Coronavirus. il lavoro
Fermi a Como
100mila addetti

A casa il 65% dei lavoratori dell’industria. Jolanda di Nuzzo (Consulenti lavoro): «Sulle norme è il caos»

Il 40% dei lavoratori comaschi ha sospeso la propria attività lavorativa in seguito alle chiusure delle aziende previste dai decreti governativi dell’11 e del 22 marzo. Il dato emerge da un’analisi della Fondazione studi dell’Ordine dei consulenti del lavoro.

Per quanto riguarda i settori, resta a casa il 28,7% dei lavoratori dell’agricoltura, il 65,8% di quelli dell’industria, il 61% degli edili e il 44% degli operatori del commercio. In termini assoluti, la Fondazione stima che circa 100mila dipendenti comaschi abbiano interrotto il lavoro, di cui 50mila nell’industria, 16mila nel commercio e 11mila nell’edilizia.

I settori

A livello regionale, sono 1,6 milioni i lombardi coinvolti dalle sospensioni. Su cento occupati, il 37,5% - evidenzia sempre la Fondazione dell’Ordine dei consulenti – è a casa per decreto, una percentuale che non tiene conto di tutte le attività non rientranti nella lista Ateco, ma che hanno chiuso per scelta propria.

Ben il 42,6% degli occupati lombardi interessati dai decreti del presidente Conte lavora nel manifatturiero, soprattutto nella fabbricazione di prodotti di metallo (11% del totale dei lavoratori che restano a casa) e in quella di macchinari (8,1%).
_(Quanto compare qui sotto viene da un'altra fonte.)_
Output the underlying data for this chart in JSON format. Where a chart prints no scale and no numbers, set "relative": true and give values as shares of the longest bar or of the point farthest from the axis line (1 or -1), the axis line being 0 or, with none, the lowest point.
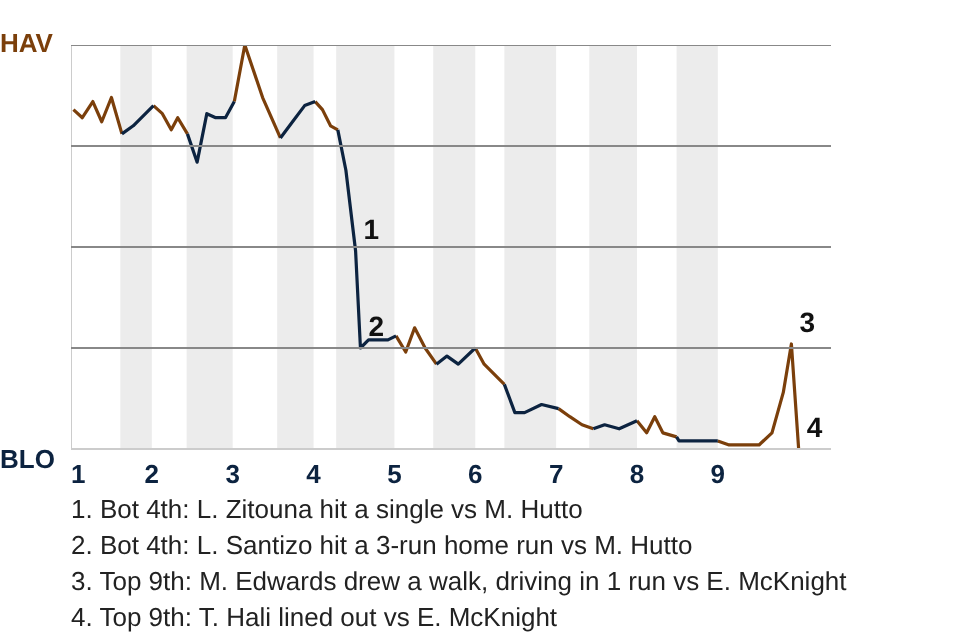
{
  "chart_data": {
    "type": "line",
    "relative": true,
    "grid": "y",
    "marker": "none",
    "line_style": "solid",
    "xlim": [
      1,
      10.4
    ],
    "xticks": [
      1,
      2,
      3,
      4,
      5,
      6,
      7,
      8,
      9
    ],
    "x": [
      1.03,
      1.14,
      1.27,
      1.38,
      1.5,
      1.63,
      1.77,
      2.02,
      2.13,
      2.24,
      2.32,
      2.44,
      2.56,
      2.68,
      2.79,
      2.91,
      3.02,
      3.15,
      3.37,
      3.59,
      3.74,
      3.89,
      4.02,
      4.11,
      4.21,
      4.3,
      4.4,
      4.52,
      4.58,
      4.68,
      4.81,
      4.92,
      5.02,
      5.14,
      5.25,
      5.38,
      5.52,
      5.65,
      5.79,
      6.0,
      6.11,
      6.36,
      6.49,
      6.61,
      6.82,
      7.03,
      7.17,
      7.32,
      7.46,
      7.6,
      7.78,
      8.0,
      8.12,
      8.22,
      8.32,
      8.49,
      8.52,
      8.79,
      8.85,
      9.0,
      9.14,
      9.51,
      9.67,
      9.81,
      9.91,
      10.0
    ],
    "bands": [
      {
        "axis": "x",
        "from": 1.61,
        "to": 2,
        "color": "#ececec"
      },
      {
        "axis": "x",
        "from": 2.43,
        "to": 3,
        "color": "#ececec"
      },
      {
        "axis": "x",
        "from": 3.55,
        "to": 4,
        "color": "#ececec"
      },
      {
        "axis": "x",
        "from": 4.28,
        "to": 5,
        "color": "#ececec"
      },
      {
        "axis": "x",
        "from": 5.48,
        "to": 6,
        "color": "#ececec"
      },
      {
        "axis": "x",
        "from": 6.36,
        "to": 7,
        "color": "#ececec"
      },
      {
        "axis": "x",
        "from": 7.41,
        "to": 8,
        "color": "#ececec"
      },
      {
        "axis": "x",
        "from": 8.49,
        "to": 9,
        "color": "#ececec"
      }
    ],
    "series": [
      {
        "color": "#7b3f0b",
        "values": [
          0.84,
          0.82,
          0.86,
          0.81,
          0.87,
          0.78,
          null,
          0.85,
          0.83,
          0.79,
          0.82,
          0.78,
          null,
          null,
          null,
          null,
          0.86,
          1,
          0.87,
          0.77,
          null,
          null,
          0.86,
          0.84,
          0.8,
          0.79,
          null,
          null,
          null,
          null,
          null,
          null,
          0.28,
          0.24,
          0.3,
          0.25,
          0.21,
          null,
          null,
          0.25,
          0.21,
          0.16,
          null,
          null,
          null,
          0.1,
          0.08,
          0.06,
          0.05,
          null,
          null,
          0.07,
          0.04,
          0.08,
          0.04,
          0.03,
          null,
          null,
          null,
          0.02,
          0.01,
          0.01,
          0.04,
          0.14,
          0.26,
          0
        ]
      },
      {
        "color": "#0c2340",
        "values": [
          null,
          null,
          null,
          null,
          null,
          0.78,
          0.8,
          0.85,
          null,
          null,
          null,
          0.78,
          0.71,
          0.83,
          0.82,
          0.82,
          0.86,
          null,
          null,
          0.77,
          0.81,
          0.85,
          0.86,
          null,
          null,
          0.79,
          0.69,
          0.49,
          0.25,
          0.27,
          0.27,
          0.27,
          0.28,
          null,
          null,
          null,
          0.21,
          0.23,
          0.21,
          0.25,
          null,
          0.16,
          0.09,
          0.09,
          0.11,
          0.1,
          null,
          null,
          0.05,
          0.06,
          0.05,
          0.07,
          null,
          null,
          null,
          0.03,
          0.02,
          0.02,
          0.02,
          0.02,
          null,
          null,
          null,
          null,
          null,
          null
        ]
      }
    ],
    "annotations": [
      "HAV",
      "BLO",
      {
        "text": "1",
        "x": 4.52,
        "y": 0.49
      },
      {
        "text": "2",
        "x": 4.58,
        "y": 0.25
      },
      {
        "text": "3",
        "x": 9.91,
        "y": 0.26
      },
      {
        "text": "4",
        "x": 10.0,
        "y": 0
      },
      "1. Bot 4th: L. Zitouna hit a single vs M. Hutto",
      "2. Bot 4th: L. Santizo hit a 3-run home run vs M. Hutto",
      "3. Top 9th: M. Edwards drew a walk, driving in 1 run vs E. McKnight",
      "4. Top 9th: T. Hali lined out vs E. McKnight"
    ]
  }
}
Le attività commerciali sono ferme in larga parte, lasciando a casa 267mila lombardi (il 16,6% di quanti sono interessati dal decreto), ma anche per i servizi si registra una battuta d’arresto importante: sono 506mila in regione i lavoratori coinvolti che lavorano nei diversi settori, a partire dalle attività di ristorazione (12,1% per 194mila addetti), e a seguire i servizi alla persona, come parrucchieri, centri estetici (4,6%), attività di ricerca e selezione del personale (2,3%) e attività immobiliari (2,3%).

«In questa situazione – commenta Jolanda di Nuzzo, presidente dell’Associazione nazionale Consulenti del lavoro di Como – c’è grande preoccupazione da parte delle aziende perché siamo senza certezze e nessuno è in grado di prevedere cosa succederà nelle prossime settimane. Peraltro la normativa – continua di Nuzzo – non viene neppure più condivisa ricorrendo ai canali istituzionali, perché viene e sempre e comunque anticipata attraverso i social network cui dobbiamo prestare la stessa attenzione che prima destinavamo alla Gazzetta Ufficiale o al Burl». Questo contesto è grave, secondo di Nuzzo, soprattutto perché rischiano di alimentarsi le fake news, generando ulteriori dubbi. «Stiamo lavorando in modo frustrante – prosegue – e gli imprenditori si rivolgono a noi per avere chiarimenti che spesso non possiamo dare».

Le chiusure

Per quanto riguarda le chiusure, di Nuzzo ritiene che basarsi sul codice Ateco sia stato un errore: «Ci sono imprese – spiega – che sono abituate da sempre a lavorare con dispositivi di protezione individuale e che potrebbero operare in assoluta sicurezza e invece devono restare ferme anche se hanno numerosi ordini da evadere: ci sembra assurdo».

Inoltre, sul fronte degli ammortizzatori sociali usati per coprire questo periodo di stop, di Nuzzo evidenzia come «sono state concesse nove settimane di copertura, ossia due mesi: marzo è già passato e, dopo la fine di aprile, cosa accadrà? Le aziende sono preoccupate anche perché, in ogni caso, in molti settori il mercato non si riprenderà subito».

Infine, anche per quanto riguarda i professionisti la situazione non è positiva: «Il portale dell’Inps si è bloccato a causa di un hacker: sarà difficile garantire per il 15 aprile il pagamento del contributo di 600 euro concesso per il mese di marzo».